Simply and very quickly if we’re looking at the one with the… it’s still up at the moment, the No. 3 diagram.
Levels of Service
You’ve got your Levels of Service, around what you are delivering. That might be certain pressure of water, or the quality specification of the water, the chemical you are taking out of it, or metals, or whatever like that. It might be the measure of water.
So you’ve gone through – or your ability to respond to a break or a fault. So you’ve got that list of levels of service. And at the end of the day, that has operational and/or maintenance, and/or renewal actions that you have to undertake to consistently deliver that. You’ve got to run water treatment plant, you’ve got take your arsenic out, whatever it is. And they all have costs associated.
So delivering Levels of Service, how would you define that for your water authority is a key part of asset management. The changes in demand are the next key part.
So it maybe that you’ve got a big new industry, wet industry coming that’s going to take water from you. It maybe you have one of those and they’re actually leaving your area. Your population might be growing or might be declining. All those factors.
And so, understanding this, and then the Demand as well – is obviously very topical in the US at the moment is what do you do when you got drought and you can’t, you haven’t got enough water coming into your system or you are going to restrict the water.

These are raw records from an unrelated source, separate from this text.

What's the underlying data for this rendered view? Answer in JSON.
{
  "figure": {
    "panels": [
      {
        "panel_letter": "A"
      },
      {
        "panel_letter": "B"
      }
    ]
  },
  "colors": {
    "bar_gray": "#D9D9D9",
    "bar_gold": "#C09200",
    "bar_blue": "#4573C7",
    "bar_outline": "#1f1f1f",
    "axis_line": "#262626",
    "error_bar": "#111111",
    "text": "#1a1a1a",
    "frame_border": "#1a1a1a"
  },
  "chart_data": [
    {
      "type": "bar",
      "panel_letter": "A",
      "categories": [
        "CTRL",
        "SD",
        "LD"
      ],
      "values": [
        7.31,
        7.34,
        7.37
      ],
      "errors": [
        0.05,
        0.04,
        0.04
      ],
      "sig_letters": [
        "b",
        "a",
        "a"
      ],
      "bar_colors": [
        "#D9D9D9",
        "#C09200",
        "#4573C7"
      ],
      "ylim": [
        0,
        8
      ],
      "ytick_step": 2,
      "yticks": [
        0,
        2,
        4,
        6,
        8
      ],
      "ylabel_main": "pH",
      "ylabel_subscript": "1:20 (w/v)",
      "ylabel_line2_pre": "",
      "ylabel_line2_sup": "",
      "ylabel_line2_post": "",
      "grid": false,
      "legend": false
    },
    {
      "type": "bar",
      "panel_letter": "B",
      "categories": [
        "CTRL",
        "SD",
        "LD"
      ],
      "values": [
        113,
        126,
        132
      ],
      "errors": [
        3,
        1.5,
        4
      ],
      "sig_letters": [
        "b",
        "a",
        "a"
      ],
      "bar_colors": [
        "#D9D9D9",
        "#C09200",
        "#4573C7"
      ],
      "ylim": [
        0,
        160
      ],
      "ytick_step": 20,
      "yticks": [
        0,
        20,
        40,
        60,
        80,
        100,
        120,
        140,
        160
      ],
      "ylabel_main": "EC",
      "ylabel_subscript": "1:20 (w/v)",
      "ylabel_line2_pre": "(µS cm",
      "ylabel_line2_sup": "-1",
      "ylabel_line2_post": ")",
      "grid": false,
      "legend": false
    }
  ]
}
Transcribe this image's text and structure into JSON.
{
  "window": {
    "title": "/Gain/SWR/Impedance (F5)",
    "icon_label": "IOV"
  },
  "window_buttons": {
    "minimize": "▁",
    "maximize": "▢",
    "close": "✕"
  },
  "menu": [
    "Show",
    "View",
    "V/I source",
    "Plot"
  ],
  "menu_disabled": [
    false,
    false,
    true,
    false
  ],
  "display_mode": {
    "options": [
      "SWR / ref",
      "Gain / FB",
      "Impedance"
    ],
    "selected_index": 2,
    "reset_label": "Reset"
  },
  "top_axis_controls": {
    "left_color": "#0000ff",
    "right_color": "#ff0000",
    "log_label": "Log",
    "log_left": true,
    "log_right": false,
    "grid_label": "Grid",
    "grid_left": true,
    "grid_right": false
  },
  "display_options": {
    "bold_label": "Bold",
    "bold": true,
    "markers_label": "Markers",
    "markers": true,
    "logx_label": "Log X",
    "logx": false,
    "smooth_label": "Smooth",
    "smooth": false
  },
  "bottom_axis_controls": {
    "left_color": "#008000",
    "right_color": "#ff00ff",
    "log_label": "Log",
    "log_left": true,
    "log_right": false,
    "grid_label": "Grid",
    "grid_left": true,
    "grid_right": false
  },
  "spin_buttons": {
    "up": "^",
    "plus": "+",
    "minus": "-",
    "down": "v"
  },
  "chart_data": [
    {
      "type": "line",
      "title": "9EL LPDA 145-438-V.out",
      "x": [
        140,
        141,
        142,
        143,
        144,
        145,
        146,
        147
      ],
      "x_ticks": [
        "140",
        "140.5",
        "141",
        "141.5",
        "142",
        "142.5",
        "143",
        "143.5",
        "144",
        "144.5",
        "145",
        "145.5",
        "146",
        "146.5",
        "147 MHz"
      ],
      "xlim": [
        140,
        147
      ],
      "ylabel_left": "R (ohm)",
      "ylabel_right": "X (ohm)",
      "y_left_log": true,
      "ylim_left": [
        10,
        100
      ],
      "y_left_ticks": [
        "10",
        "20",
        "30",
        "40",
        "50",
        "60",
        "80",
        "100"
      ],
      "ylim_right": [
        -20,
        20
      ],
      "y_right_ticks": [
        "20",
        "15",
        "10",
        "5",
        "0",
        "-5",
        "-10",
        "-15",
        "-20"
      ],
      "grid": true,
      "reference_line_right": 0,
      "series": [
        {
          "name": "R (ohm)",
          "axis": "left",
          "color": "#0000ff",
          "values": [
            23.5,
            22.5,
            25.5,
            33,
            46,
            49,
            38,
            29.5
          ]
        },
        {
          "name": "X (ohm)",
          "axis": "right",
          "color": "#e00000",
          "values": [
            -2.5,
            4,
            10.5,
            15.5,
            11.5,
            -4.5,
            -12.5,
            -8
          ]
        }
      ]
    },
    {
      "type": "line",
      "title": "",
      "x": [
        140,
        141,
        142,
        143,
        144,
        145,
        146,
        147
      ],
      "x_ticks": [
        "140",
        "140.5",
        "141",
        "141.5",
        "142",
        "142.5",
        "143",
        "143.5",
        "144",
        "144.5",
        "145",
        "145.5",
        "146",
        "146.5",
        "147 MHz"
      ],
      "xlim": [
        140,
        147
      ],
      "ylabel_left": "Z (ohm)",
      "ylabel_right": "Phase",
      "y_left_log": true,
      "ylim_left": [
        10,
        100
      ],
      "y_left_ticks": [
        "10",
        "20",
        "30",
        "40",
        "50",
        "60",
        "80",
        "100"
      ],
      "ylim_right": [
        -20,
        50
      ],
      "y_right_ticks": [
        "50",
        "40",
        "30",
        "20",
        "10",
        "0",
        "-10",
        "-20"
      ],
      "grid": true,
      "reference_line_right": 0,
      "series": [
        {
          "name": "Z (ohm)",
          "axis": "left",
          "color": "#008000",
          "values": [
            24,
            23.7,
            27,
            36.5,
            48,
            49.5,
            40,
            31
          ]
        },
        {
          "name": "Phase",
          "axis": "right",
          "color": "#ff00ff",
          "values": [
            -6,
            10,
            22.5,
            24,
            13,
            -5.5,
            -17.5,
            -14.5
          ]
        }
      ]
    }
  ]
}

And so that’s all around future demand planning and that has impacts on how you operate, maintain, replace. But they’re also going to have big impacts on your expenditure and your revenue.
I think Heather on the Inframanage blog a while ago made the point that in California, they made a 30 percent reduction in water use. That’s a 30 percent reduction on volumetrically charged revenue, which is going to create problems for the water authorities there.
So there’s a, looking at Demand and how does that impact on how you manage your assets and delivering your services and both your Expenditure and your Financials.
And then there’s that Risk. And we’re just talking about that a minute ago. Some assets are higher risk. Some activities are higher risks.
Typically, the Risks, if you don’t think about it, are the ones that will catch you out are if they are big ones.
And managing or mitigating or taking those risks so that they actually don’t – you can deal with them or sometimes have a change in the way that you manage the life cycle of assets. How you operate? How you maintain? How much preventive maintenance you do?
With cyclic maintenance, sometimes at a very important asset you might in fact choose to replace it well ahead of time, you’re not going to run it to failure.
In your treatment plants and pump stations that risk might be if you’ve got only one pump, then I need to be right on top of the repairs and the maintenance of that. If I’ve got three pumps, then maybe one can fail before I have to get too worried about it.
And they all impact and then they all impact on your lifecycle decisions you make. Impacts on what you spend. What you spend impacts on the revenue that you need.
So that’s how that diagram works. A very simplified view, a helicopter view if you like, of asset management. And then digging into each one of those topics can take quite a while.
I understand, Heather’s got some very good training that the EFC Network offers around those topics.